Controlling flow

Conditionals in functions are used to modify how a function runs, determine what output to return or to return warnings and errors depending on logical statements. We’ll look at if and else, as well as functions for combining multiple logical statements. if and else can be used instead of stopifnot, usually in cases where logical statements are more complex or a more elaborate error message is required.

The following functions are essential for controlling flow in R:

  • if else (and else if)
  • ||, && combine multiple logical expressions and short-circuit when || sees the first true and && sees the first false
  • |, & are vectorized and cannot be directly used in an if statement unless you also use any, all

Exercises: function conditionals

Conditional statements

Instruction: write a series of if else conditional statements for the following objects then consult the solution to check your work.

Numeric

  • if x is a numeric, return x as a character
  • print ‘positive’ if x is greater than 0, else print ‘negative’ if x is less than 0
  • if x / 3 returns a remainder (hint: see ?`%%`), print the remainder
x <- 10
Show solution
if (is.numeric(x)) {
    as.character(x)
}
[1] "10"
if (x > 0) {
    print('positive')
} else if (x < 0) {
    print('negative')
}
[1] "positive"
if (x %% 3) {
    print(x %% 3)
}
[1] 1

data.frame

  • return the column ‘colors’ if it exists in DF
  • if type is ‘histogram’, plot a histogram of DF’s column ‘numbers’
DF <- data.frame(colors = c('red', 'green', 'blue'), numbers = c(42.1, 2L, 10))
type <- 'histogram'
Show solution
if ('colors' %in% colnames(DF)) {
    DF['colors']
}
  colors
1    red
2  green
3   blue
if (type == 'histogram') {
    hist(DF$numbers)
}

Conditional counts

Next we’ll write a new function that processes our prepared CSV files.

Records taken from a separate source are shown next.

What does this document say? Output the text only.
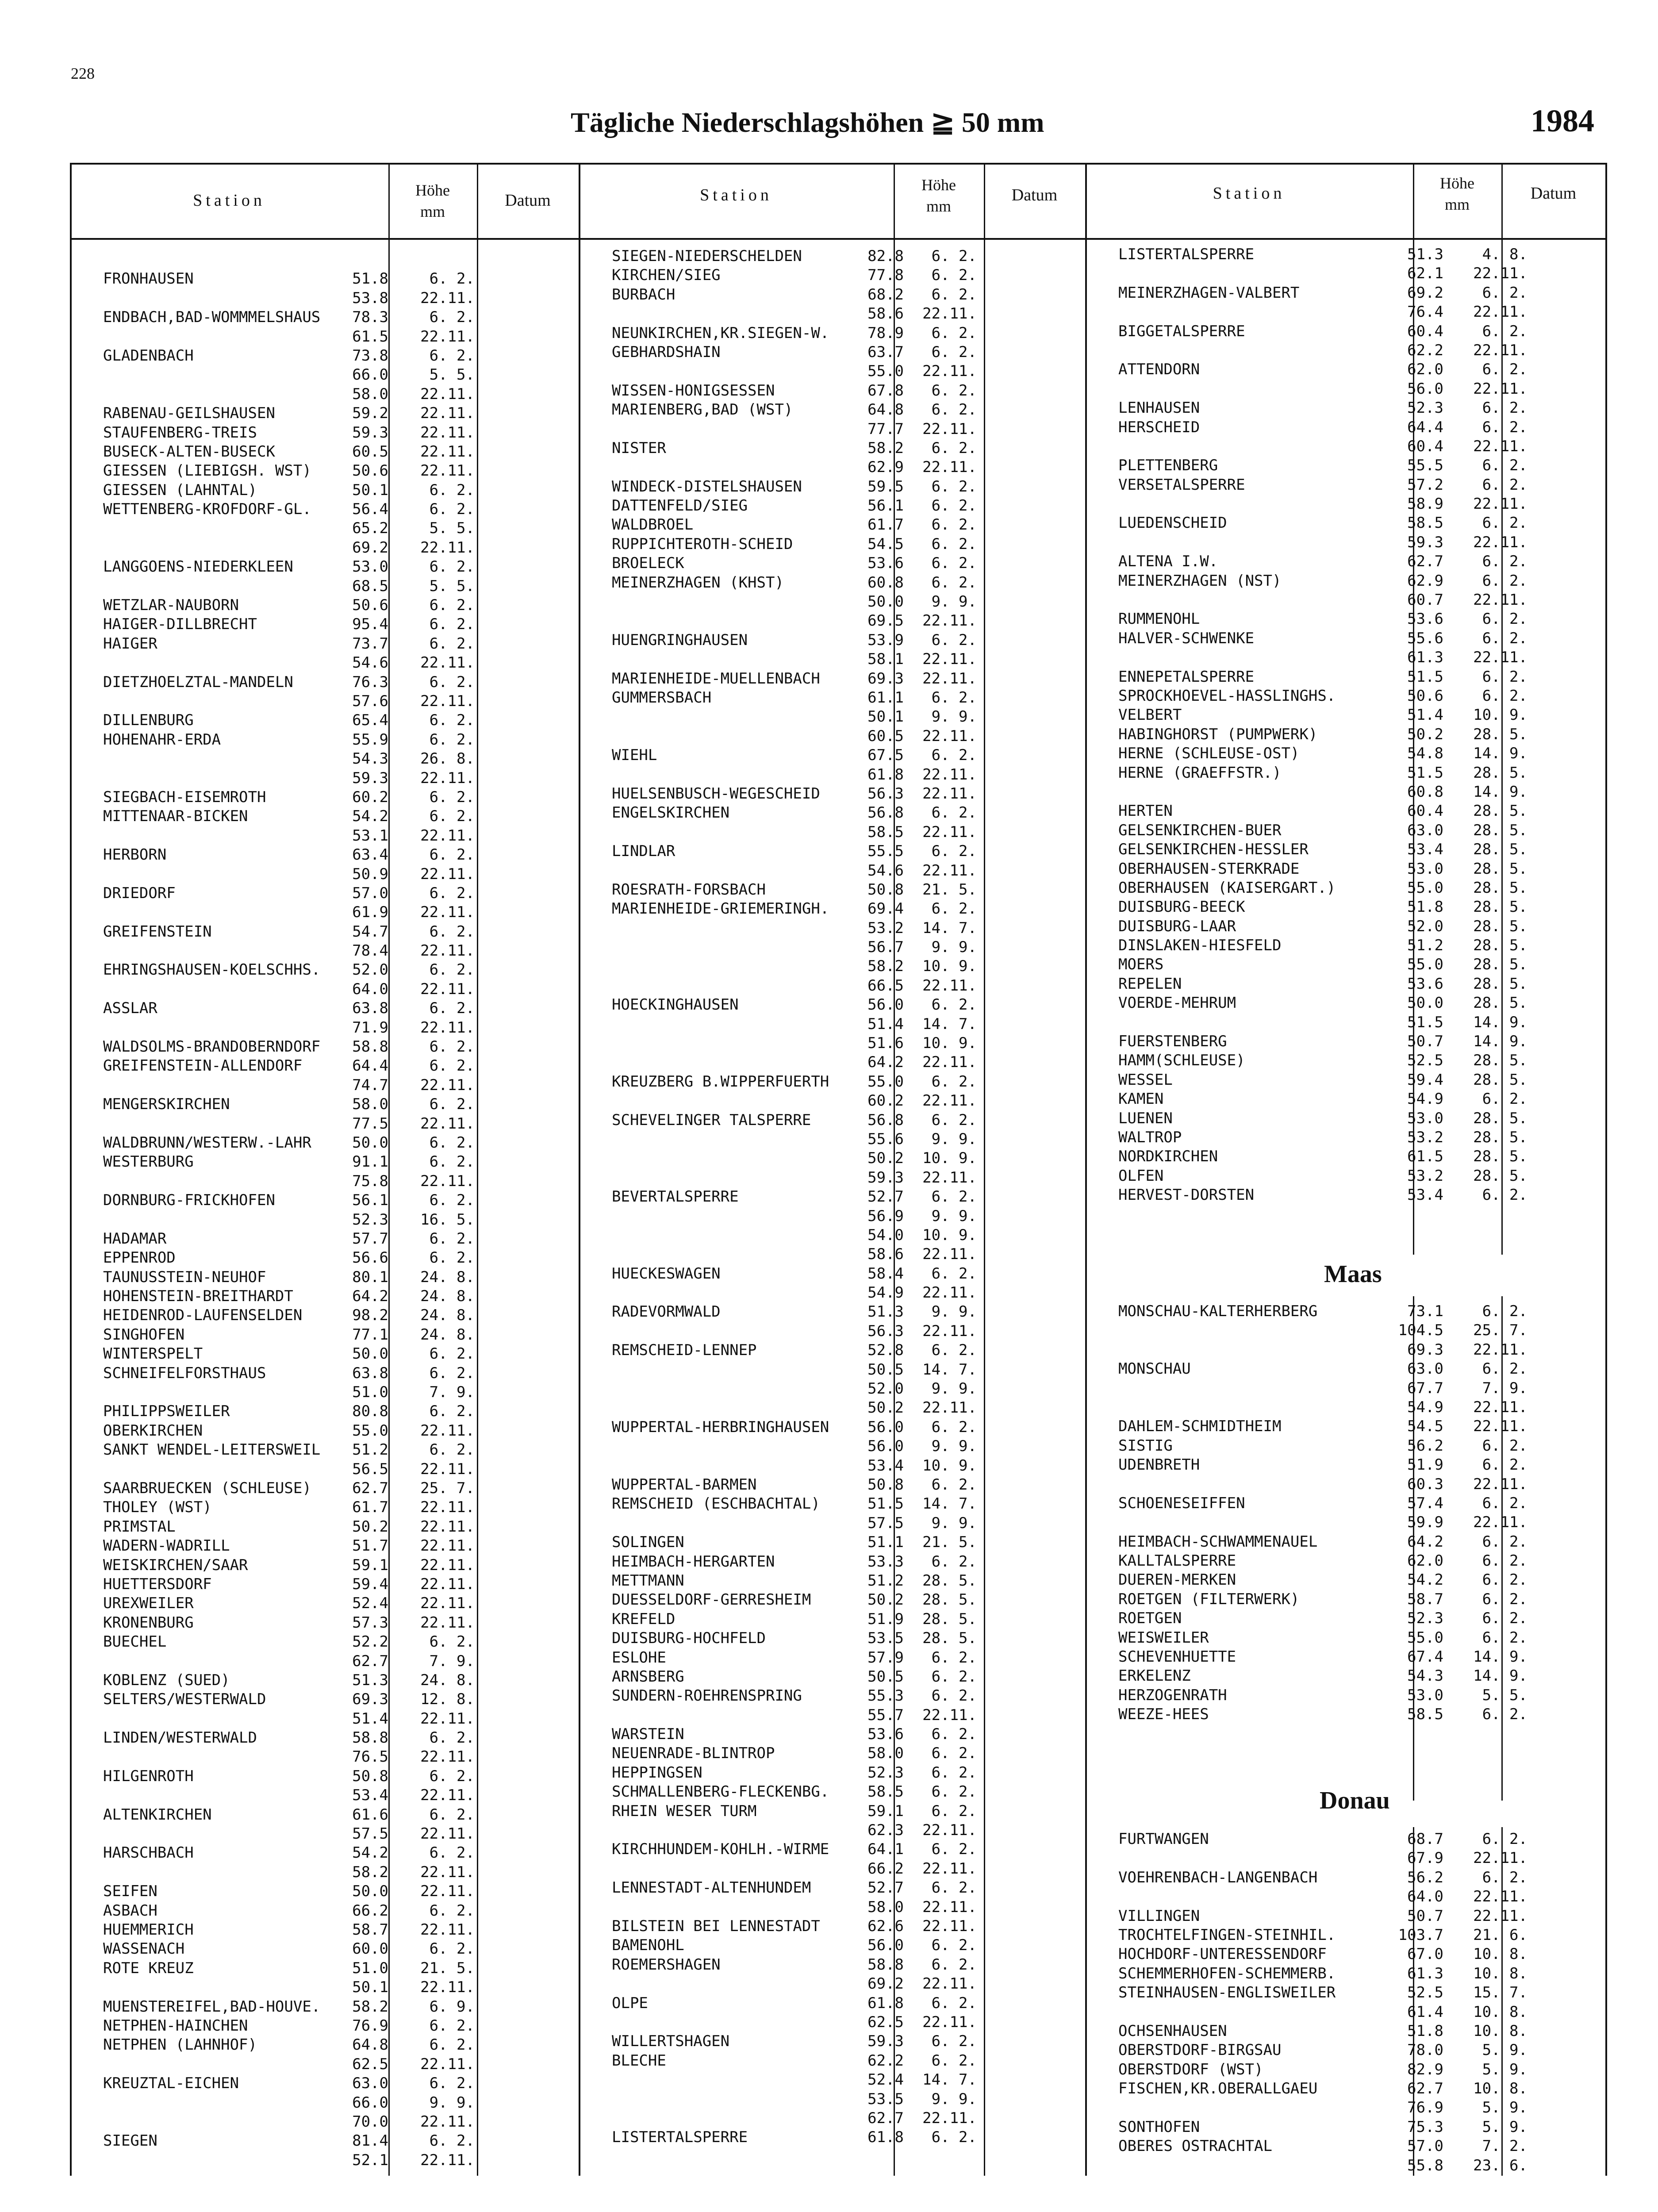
228
Tägliche Niederschlagshöhen ≧ 50 mm	1984
Station
Höhe
mm
Datum	Station
Höhe
mm
Datum	Station
Höhe
mm
Datum
Maas
Donau
FRONHAUSEN	51.8	6. 2.
53.8	22.11.
ENDBACH,BAD-WOMMMELSHAUS	78.3	6. 2.
61.5	22.11.
GLADENBACH	73.8	6. 2.
66.0	5. 5.
58.0	22.11.
RABENAU-GEILSHAUSEN	59.2	22.11.
STAUFENBERG-TREIS	59.3	22.11.
BUSECK-ALTEN-BUSECK	60.5	22.11.
GIESSEN (LIEBIGSH. WST)	50.6	22.11.
GIESSEN (LAHNTAL)	50.1	6. 2.
WETTENBERG-KROFDORF-GL.	56.4	6. 2.
65.2	5. 5.
69.2	22.11.
LANGGOENS-NIEDERKLEEN	53.0	6. 2.
68.5	5. 5.
WETZLAR-NAUBORN	50.6	6. 2.
HAIGER-DILLBRECHT	95.4	6. 2.
HAIGER	73.7	6. 2.
54.6	22.11.
DIETZHOELZTAL-MANDELN	76.3	6. 2.
57.6	22.11.
DILLENBURG	65.4	6. 2.
HOHENAHR-ERDA	55.9	6. 2.
54.3	26. 8.
59.3	22.11.
SIEGBACH-EISEMROTH	60.2	6. 2.
MITTENAAR-BICKEN	54.2	6. 2.
53.1	22.11.
HERBORN	63.4	6. 2.
50.9	22.11.
DRIEDORF	57.0	6. 2.
61.9	22.11.
GREIFENSTEIN	54.7	6. 2.
78.4	22.11.
EHRINGSHAUSEN-KOELSCHHS.	52.0	6. 2.
64.0	22.11.
ASSLAR	63.8	6. 2.
71.9	22.11.
WALDSOLMS-BRANDOBERNDORF	58.8	6. 2.
GREIFENSTEIN-ALLENDORF	64.4	6. 2.
74.7	22.11.
MENGERSKIRCHEN	58.0	6. 2.
77.5	22.11.
WALDBRUNN/WESTERW.-LAHR	50.0	6. 2.
WESTERBURG	91.1	6. 2.
75.8	22.11.
DORNBURG-FRICKHOFEN	56.1	6. 2.
52.3	16. 5.
HADAMAR	57.7	6. 2.
EPPENROD	56.6	6. 2.
TAUNUSSTEIN-NEUHOF	80.1	24. 8.
HOHENSTEIN-BREITHARDT	64.2	24. 8.
HEIDENROD-LAUFENSELDEN	98.2	24. 8.
SINGHOFEN	77.1	24. 8.
WINTERSPELT	50.0	6. 2.
SCHNEIFELFORSTHAUS	63.8	6. 2.
51.0	7. 9.
PHILIPPSWEILER	80.8	6. 2.
OBERKIRCHEN	55.0	22.11.
SANKT WENDEL-LEITERSWEIL	51.2	6. 2.
56.5	22.11.
SAARBRUECKEN (SCHLEUSE)	62.7	25. 7.
THOLEY (WST)	61.7	22.11.
PRIMSTAL	50.2	22.11.
WADERN-WADRILL	51.7	22.11.
WEISKIRCHEN/SAAR	59.1	22.11.
HUETTERSDORF	59.4	22.11.
UREXWEILER	52.4	22.11.
KRONENBURG	57.3	22.11.
BUECHEL	52.2	6. 2.
62.7	7. 9.
KOBLENZ (SUED)	51.3	24. 8.
SELTERS/WESTERWALD	69.3	12. 8.
51.4	22.11.
LINDEN/WESTERWALD	58.8	6. 2.
76.5	22.11.
HILGENROTH	50.8	6. 2.
53.4	22.11.
ALTENKIRCHEN	61.6	6. 2.
57.5	22.11.
HARSCHBACH	54.2	6. 2.
58.2	22.11.
SEIFEN	50.0	22.11.
ASBACH	66.2	6. 2.
HUEMMERICH	58.7	22.11.
WASSENACH	60.0	6. 2.
ROTE KREUZ	51.0	21. 5.
50.1	22.11.
MUENSTEREIFEL,BAD-HOUVE.	58.2	6. 9.
NETPHEN-HAINCHEN	76.9	6. 2.
NETPHEN (LAHNHOF)	64.8	6. 2.
62.5	22.11.
KREUZTAL-EICHEN	63.0	6. 2.
66.0	9. 9.
70.0	22.11.
SIEGEN	81.4	6. 2.
52.1	22.11.
SIEGEN-NIEDERSCHELDEN	82.8	6. 2.
KIRCHEN/SIEG	77.8	6. 2.
BURBACH	68.2	6. 2.
58.6	22.11.
NEUNKIRCHEN,KR.SIEGEN-W.	78.9	6. 2.
GEBHARDSHAIN	63.7	6. 2.
55.0	22.11.
WISSEN-HONIGSESSEN	67.8	6. 2.
MARIENBERG,BAD (WST)	64.8	6. 2.
77.7	22.11.
NISTER	58.2	6. 2.
62.9	22.11.
WINDECK-DISTELSHAUSEN	59.5	6. 2.
DATTENFELD/SIEG	56.1	6. 2.
WALDBROEL	61.7	6. 2.
RUPPICHTEROTH-SCHEID	54.5	6. 2.
BROELECK	53.6	6. 2.
MEINERZHAGEN (KHST)	60.8	6. 2.
50.0	9. 9.
69.5	22.11.
HUENGRINGHAUSEN	53.9	6. 2.
58.1	22.11.
MARIENHEIDE-MUELLENBACH	69.3	22.11.
GUMMERSBACH	61.1	6. 2.
50.1	9. 9.
60.5	22.11.
WIEHL	67.5	6. 2.
61.8	22.11.
HUELSENBUSCH-WEGESCHEID	56.3	22.11.
ENGELSKIRCHEN	56.8	6. 2.
58.5	22.11.
LINDLAR	55.5	6. 2.
54.6	22.11.
ROESRATH-FORSBACH	50.8	21. 5.
MARIENHEIDE-GRIEMERINGH.	69.4	6. 2.
53.2	14. 7.
56.7	9. 9.
58.2	10. 9.
66.5	22.11.
HOECKINGHAUSEN	56.0	6. 2.
51.4	14. 7.
51.6	10. 9.
64.2	22.11.
KREUZBERG B.WIPPERFUERTH	55.0	6. 2.
60.2	22.11.
SCHEVELINGER TALSPERRE	56.8	6. 2.
55.6	9. 9.
50.2	10. 9.
59.3	22.11.
BEVERTALSPERRE	52.7	6. 2.
56.9	9. 9.
54.0	10. 9.
58.6	22.11.
HUECKESWAGEN	58.4	6. 2.
54.9	22.11.
RADEVORMWALD	51.3	9. 9.
56.3	22.11.
REMSCHEID-LENNEP	52.8	6. 2.
50.5	14. 7.
52.0	9. 9.
50.2	22.11.
WUPPERTAL-HERBRINGHAUSEN	56.0	6. 2.
56.0	9. 9.
53.4	10. 9.
WUPPERTAL-BARMEN	50.8	6. 2.
REMSCHEID (ESCHBACHTAL)	51.5	14. 7.
57.5	9. 9.
SOLINGEN	51.1	21. 5.
HEIMBACH-HERGARTEN	53.3	6. 2.
METTMANN	51.2	28. 5.
DUESSELDORF-GERRESHEIM	50.2	28. 5.
KREFELD	51.9	28. 5.
DUISBURG-HOCHFELD	53.5	28. 5.
ESLOHE	57.9	6. 2.
ARNSBERG	50.5	6. 2.
SUNDERN-ROEHRENSPRING	55.3	6. 2.
55.7	22.11.
WARSTEIN	53.6	6. 2.
NEUENRADE-BLINTROP	58.0	6. 2.
HEPPINGSEN	52.3	6. 2.
SCHMALLENBERG-FLECKENBG.	58.5	6. 2.
RHEIN WESER TURM	59.1	6. 2.
62.3	22.11.
KIRCHHUNDEM-KOHLH.-WIRME	64.1	6. 2.
66.2	22.11.
LENNESTADT-ALTENHUNDEM	52.7	6. 2.
58.0	22.11.
BILSTEIN BEI LENNESTADT	62.6	22.11.
BAMENOHL	56.0	6. 2.
ROEMERSHAGEN	58.8	6. 2.
69.2	22.11.
OLPE	61.8	6. 2.
62.5	22.11.
WILLERTSHAGEN	59.3	6. 2.
BLECHE	62.2	6. 2.
52.4	14. 7.
53.5	9. 9.
62.7	22.11.
LISTERTALSPERRE	61.8	6. 2.
LISTERTALSPERRE	51.3	4. 8.
62.1	22.11.
MEINERZHAGEN-VALBERT	69.2	6. 2.
76.4	22.11.
BIGGETALSPERRE	60.4	6. 2.
62.2	22.11.
ATTENDORN	62.0	6. 2.
56.0	22.11.
LENHAUSEN	52.3	6. 2.
HERSCHEID	64.4	6. 2.
60.4	22.11.
PLETTENBERG	55.5	6. 2.
VERSETALSPERRE	57.2	6. 2.
58.9	22.11.
LUEDENSCHEID	58.5	6. 2.
59.3	22.11.
ALTENA I.W.	62.7	6. 2.
MEINERZHAGEN (NST)	62.9	6. 2.
60.7	22.11.
RUMMENOHL	53.6	6. 2.
HALVER-SCHWENKE	55.6	6. 2.
61.3	22.11.
ENNEPETALSPERRE	51.5	6. 2.
SPROCKHOEVEL-HASSLINGHS.	50.6	6. 2.
VELBERT	51.4	10. 9.
HABINGHORST (PUMPWERK)	50.2	28. 5.
HERNE (SCHLEUSE-OST)	54.8	14. 9.
HERNE (GRAEFFSTR.)	51.5	28. 5.
60.8	14. 9.
HERTEN	60.4	28. 5.
GELSENKIRCHEN-BUER	63.0	28. 5.
GELSENKIRCHEN-HESSLER	53.4	28. 5.
OBERHAUSEN-STERKRADE	53.0	28. 5.
OBERHAUSEN (KAISERGART.)	55.0	28. 5.
DUISBURG-BEECK	51.8	28. 5.
DUISBURG-LAAR	52.0	28. 5.
DINSLAKEN-HIESFELD	51.2	28. 5.
MOERS	55.0	28. 5.
REPELEN	53.6	28. 5.
VOERDE-MEHRUM	50.0	28. 5.
51.5	14. 9.
FUERSTENBERG	50.7	14. 9.
HAMM(SCHLEUSE)	52.5	28. 5.
WESSEL	59.4	28. 5.
KAMEN	54.9	6. 2.
LUENEN	53.0	28. 5.
WALTROP	53.2	28. 5.
NORDKIRCHEN	61.5	28. 5.
OLFEN	53.2	28. 5.
HERVEST-DORSTEN	53.4	6. 2.
MONSCHAU-KALTERHERBERG	73.1	6. 2.
104.5	25. 7.
69.3	22.11.
MONSCHAU	63.0	6. 2.
67.7	7. 9.
54.9	22.11.
DAHLEM-SCHMIDTHEIM	54.5	22.11.
SISTIG	56.2	6. 2.
UDENBRETH	51.9	6. 2.
60.3	22.11.
SCHOENESEIFFEN	57.4	6. 2.
59.9	22.11.
HEIMBACH-SCHWAMMENAUEL	64.2	6. 2.
KALLTALSPERRE	62.0	6. 2.
DUEREN-MERKEN	54.2	6. 2.
ROETGEN (FILTERWERK)	58.7	6. 2.
ROETGEN	52.3	6. 2.
WEISWEILER	55.0	6. 2.
SCHEVENHUETTE	67.4	14. 9.
ERKELENZ	54.3	14. 9.
HERZOGENRATH	53.0	5. 5.
WEEZE-HEES	58.5	6. 2.
FURTWANGEN	68.7	6. 2.
67.9	22.11.
VOEHRENBACH-LANGENBACH	56.2	6. 2.
64.0	22.11.
VILLINGEN	50.7	22.11.
TROCHTELFINGEN-STEINHIL.	103.7	21. 6.
HOCHDORF-UNTERESSENDORF	67.0	10. 8.
SCHEMMERHOFEN-SCHEMMERB.	61.3	10. 8.
STEINHAUSEN-ENGLISWEILER	52.5	15. 7.
61.4	10. 8.
OCHSENHAUSEN	51.8	10. 8.
OBERSTDORF-BIRGSAU	78.0	5. 9.
OBERSTDORF (WST)	82.9	5. 9.
FISCHEN,KR.OBERALLGAEU	62.7	10. 8.
76.9	5. 9.
SONTHOFEN	75.3	5. 9.
OBERES OSTRACHTAL	57.0	7. 2.
55.8	23. 6.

Let’s say we wanted to summarize the number of adults and chicks counted by island. First, write a function to sum the ‘adults’ and ‘chicks’ columns in the data.frame. Use the example data that we prepared with our prepare_csv function.

Follow the steps from our approach to developing functions:

  1. Setup the function
    • Make a function script in the R/ directory named sum_counts.R
    • Write the function’s skeleton (name, arguments, curly braces)
  2. Setup the test script
    • Make a corresponding test script in the tests/ directory named test_sum_counts.R.
    • Load any required packages (library(package))
    • Source the function (source('R/function.R))
    • Load example data and/or arguments for the function

Since we have already built a function for preparing CSV files, use it in your test script:

path_counts <- file.path('raw-data', 'adelie-adult-chick-counts.csv')
prep_counts <- prepare_csv(path_counts)

Add a new section ‘Development’ in the test script (tests/test_sum_counts.R) to develop the body of your function. Use the prepared CSV data as shown above, add the code to your function sum_counts() and test!

Hints: by

{data.table} has an argument by

{dplyr} has an alternative to group_by for passing character column names called group_by_at


Next steps:

  • decide if it is better for you (or a potential user) to set the columns that we calculate the sum by inside the function (fixed) or as an argument (flexible) - try both options
  • add a filter argument filter_gt_year (default set to NULL) and when it is not NULL, filter the data only greater than the value provided

Test these as you go in your test script tests/test_sum_counts.R.

Hints: defaults

To set a function’s argument to default, use the syntax argument = default_value. For example:

function(x = 1, y = 2, z = 3) {

}

Bonus

Add checks to your functions plot_xy() and sum_counts():

  • use the arguments x_col and y_col to also update the axis labels in plot_xy() (base R)
  • use a new argument color_col to provide a column in plot_xy()
  • build a plot function that plots the output of sum_counts()